Il chirurgo in veste di scrittore racconta a Salotto Blu la Forlì degli anni Trenta

"Il risultato è un libro godibilissimo, denso di suggestioni storiche: imperdibile per i romagnoli la parte ambientata tra le due guerre mondiali"

Non c'è dubbio che fino a questo momento il chirurgo Arturo Lattuneddu debba la propria meritata fama alla attività professionale esercitata all'ospedale Morgagni- Pierantoni e nelle altre strutture sanitarie romagnole, ma sono davvero ottimi i riscontri conseguiti con "Viaggerò leggero", il suo nuovo libro edito da AIEP. 

Ospite della trasmissione condotta da Mario Russomanno su VideoRegione che andrà in onda Mercoledì alle 22,30, Lattuneddu ha spiegato d'avere anni fa raccolto le testimonianze di un suo paziente, un forlivese che si imbarcò con la marina militare nel corso della seconda guerra mondiale e che poi visse a lungo all' estero, decidendo assieme a lui di trasportarle sulla pagina scritta. 

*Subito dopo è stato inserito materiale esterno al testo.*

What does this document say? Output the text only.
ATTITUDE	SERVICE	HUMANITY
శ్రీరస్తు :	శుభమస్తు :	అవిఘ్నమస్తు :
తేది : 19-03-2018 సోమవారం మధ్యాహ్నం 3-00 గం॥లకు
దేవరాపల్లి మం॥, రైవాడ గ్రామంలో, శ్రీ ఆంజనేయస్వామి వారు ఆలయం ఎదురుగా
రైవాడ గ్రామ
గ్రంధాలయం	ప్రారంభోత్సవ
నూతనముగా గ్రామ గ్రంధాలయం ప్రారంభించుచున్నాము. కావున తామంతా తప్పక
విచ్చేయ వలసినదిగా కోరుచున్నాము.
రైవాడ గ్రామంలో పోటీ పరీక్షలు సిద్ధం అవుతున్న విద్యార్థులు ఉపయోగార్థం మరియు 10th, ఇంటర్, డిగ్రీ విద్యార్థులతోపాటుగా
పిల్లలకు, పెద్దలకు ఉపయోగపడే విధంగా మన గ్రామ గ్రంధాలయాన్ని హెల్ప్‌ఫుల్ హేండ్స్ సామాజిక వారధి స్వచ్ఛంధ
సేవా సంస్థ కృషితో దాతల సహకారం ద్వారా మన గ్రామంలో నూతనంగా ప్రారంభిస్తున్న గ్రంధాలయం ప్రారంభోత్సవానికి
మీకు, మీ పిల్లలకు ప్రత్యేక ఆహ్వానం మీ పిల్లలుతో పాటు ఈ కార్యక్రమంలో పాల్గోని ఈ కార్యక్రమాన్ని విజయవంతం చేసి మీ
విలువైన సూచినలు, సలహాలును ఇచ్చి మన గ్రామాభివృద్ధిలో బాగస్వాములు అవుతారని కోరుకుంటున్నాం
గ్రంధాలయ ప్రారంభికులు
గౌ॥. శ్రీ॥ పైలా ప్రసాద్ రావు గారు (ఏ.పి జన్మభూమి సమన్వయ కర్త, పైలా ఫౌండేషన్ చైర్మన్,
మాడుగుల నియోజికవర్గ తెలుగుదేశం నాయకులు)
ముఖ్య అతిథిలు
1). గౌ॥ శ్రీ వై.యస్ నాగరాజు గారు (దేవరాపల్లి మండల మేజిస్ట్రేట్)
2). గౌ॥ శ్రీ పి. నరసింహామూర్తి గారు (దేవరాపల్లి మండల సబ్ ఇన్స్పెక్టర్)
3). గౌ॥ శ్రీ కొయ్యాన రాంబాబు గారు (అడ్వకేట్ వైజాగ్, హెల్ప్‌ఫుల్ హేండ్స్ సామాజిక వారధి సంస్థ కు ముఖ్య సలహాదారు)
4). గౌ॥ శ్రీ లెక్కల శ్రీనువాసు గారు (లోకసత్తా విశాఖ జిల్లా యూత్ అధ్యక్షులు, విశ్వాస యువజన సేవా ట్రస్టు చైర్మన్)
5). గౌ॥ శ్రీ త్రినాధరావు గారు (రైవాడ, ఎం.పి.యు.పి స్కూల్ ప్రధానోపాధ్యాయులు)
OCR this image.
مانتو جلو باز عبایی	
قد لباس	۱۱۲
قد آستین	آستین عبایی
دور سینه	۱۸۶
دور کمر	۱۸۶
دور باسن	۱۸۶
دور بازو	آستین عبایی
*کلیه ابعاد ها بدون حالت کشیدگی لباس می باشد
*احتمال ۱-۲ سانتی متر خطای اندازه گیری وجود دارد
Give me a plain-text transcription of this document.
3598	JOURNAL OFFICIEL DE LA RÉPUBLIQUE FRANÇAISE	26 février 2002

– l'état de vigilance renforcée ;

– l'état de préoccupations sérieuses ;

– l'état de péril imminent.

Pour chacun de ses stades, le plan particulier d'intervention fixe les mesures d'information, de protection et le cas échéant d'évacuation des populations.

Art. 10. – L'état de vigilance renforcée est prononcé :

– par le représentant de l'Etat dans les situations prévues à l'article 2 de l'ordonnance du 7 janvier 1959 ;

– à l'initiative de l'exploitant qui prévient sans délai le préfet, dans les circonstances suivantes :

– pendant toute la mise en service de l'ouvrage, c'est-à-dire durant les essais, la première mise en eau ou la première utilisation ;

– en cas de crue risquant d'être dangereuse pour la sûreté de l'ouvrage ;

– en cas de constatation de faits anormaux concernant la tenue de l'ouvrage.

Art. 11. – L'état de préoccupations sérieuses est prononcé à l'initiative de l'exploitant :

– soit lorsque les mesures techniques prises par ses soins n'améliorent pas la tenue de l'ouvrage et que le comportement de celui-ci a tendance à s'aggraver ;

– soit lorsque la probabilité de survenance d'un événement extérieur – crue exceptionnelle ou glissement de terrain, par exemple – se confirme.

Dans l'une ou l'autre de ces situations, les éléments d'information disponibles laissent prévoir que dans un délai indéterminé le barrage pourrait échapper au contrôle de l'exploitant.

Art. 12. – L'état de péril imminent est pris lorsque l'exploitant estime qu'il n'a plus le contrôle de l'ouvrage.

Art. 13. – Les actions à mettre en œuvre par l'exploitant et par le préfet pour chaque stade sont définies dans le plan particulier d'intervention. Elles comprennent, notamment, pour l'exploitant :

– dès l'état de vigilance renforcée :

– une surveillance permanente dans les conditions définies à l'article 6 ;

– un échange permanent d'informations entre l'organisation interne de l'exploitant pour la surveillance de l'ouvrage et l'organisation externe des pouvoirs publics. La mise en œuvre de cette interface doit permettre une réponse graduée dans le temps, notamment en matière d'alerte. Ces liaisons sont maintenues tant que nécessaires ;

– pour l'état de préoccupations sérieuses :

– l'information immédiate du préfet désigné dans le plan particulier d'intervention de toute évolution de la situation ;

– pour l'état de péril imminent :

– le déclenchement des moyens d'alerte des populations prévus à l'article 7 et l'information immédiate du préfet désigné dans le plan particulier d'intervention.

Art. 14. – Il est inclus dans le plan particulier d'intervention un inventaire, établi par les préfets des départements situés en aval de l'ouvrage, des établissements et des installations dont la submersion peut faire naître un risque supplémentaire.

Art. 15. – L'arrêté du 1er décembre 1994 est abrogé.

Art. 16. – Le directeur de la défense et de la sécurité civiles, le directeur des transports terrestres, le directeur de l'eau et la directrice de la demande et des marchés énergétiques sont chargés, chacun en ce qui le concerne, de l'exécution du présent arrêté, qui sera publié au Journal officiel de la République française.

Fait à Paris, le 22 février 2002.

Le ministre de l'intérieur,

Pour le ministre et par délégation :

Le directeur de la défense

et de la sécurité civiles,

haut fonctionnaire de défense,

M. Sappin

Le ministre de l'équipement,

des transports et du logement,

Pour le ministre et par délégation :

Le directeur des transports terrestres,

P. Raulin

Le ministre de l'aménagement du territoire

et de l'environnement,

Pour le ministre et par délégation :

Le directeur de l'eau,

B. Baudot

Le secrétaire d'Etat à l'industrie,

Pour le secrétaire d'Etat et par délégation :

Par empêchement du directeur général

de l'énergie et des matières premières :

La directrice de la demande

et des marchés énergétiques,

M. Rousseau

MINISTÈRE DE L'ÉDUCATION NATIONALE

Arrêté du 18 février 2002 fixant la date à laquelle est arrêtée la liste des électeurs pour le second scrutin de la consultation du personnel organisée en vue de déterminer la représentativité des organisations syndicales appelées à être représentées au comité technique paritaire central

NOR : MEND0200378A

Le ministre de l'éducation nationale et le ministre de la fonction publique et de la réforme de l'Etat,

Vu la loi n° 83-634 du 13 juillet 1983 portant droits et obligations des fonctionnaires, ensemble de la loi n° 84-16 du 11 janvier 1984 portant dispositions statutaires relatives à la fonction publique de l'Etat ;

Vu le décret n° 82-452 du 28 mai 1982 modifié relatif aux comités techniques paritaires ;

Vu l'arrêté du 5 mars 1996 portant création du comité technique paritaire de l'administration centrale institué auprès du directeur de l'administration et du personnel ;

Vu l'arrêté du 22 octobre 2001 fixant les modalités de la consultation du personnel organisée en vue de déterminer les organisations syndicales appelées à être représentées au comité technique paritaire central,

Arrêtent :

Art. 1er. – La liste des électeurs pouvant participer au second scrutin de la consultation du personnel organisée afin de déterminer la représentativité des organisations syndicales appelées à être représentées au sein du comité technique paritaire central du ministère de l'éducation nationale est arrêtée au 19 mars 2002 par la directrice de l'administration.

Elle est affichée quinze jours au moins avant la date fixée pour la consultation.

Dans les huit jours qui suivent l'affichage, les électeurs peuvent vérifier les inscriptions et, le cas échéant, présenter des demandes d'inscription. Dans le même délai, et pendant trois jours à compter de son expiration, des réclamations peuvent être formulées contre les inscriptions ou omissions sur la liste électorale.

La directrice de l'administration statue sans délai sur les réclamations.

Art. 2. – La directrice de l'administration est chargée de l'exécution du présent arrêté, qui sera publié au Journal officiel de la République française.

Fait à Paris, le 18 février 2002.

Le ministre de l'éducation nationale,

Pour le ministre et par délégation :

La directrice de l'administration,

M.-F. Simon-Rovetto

"Il risultato è un libro godibilissimo, denso di suggestioni storiche: imperdibile per i romagnoli la parte ambientata tra le due guerre mondiali in una società caratterizzata da grandi distanze sociali, dal modo semplice e ingegnoso di tirare avanti da parte della maggior parte delle famiglie, dall' insediamento delle fabbriche e delle storiche attività commerciali, dai borghi interni alle città come quello di Corso Mazzini a Forlì, dalle rituali visite di Benito Mussolini al Sabato, da personaggi come Galba Giusti o la Contessa Bembo, dalle vacanze della borghesia che non si effettuavano al mare ma a Roncadello o Villafranca, dalla frequentazione della casa di tolleranza di via Orsini 33".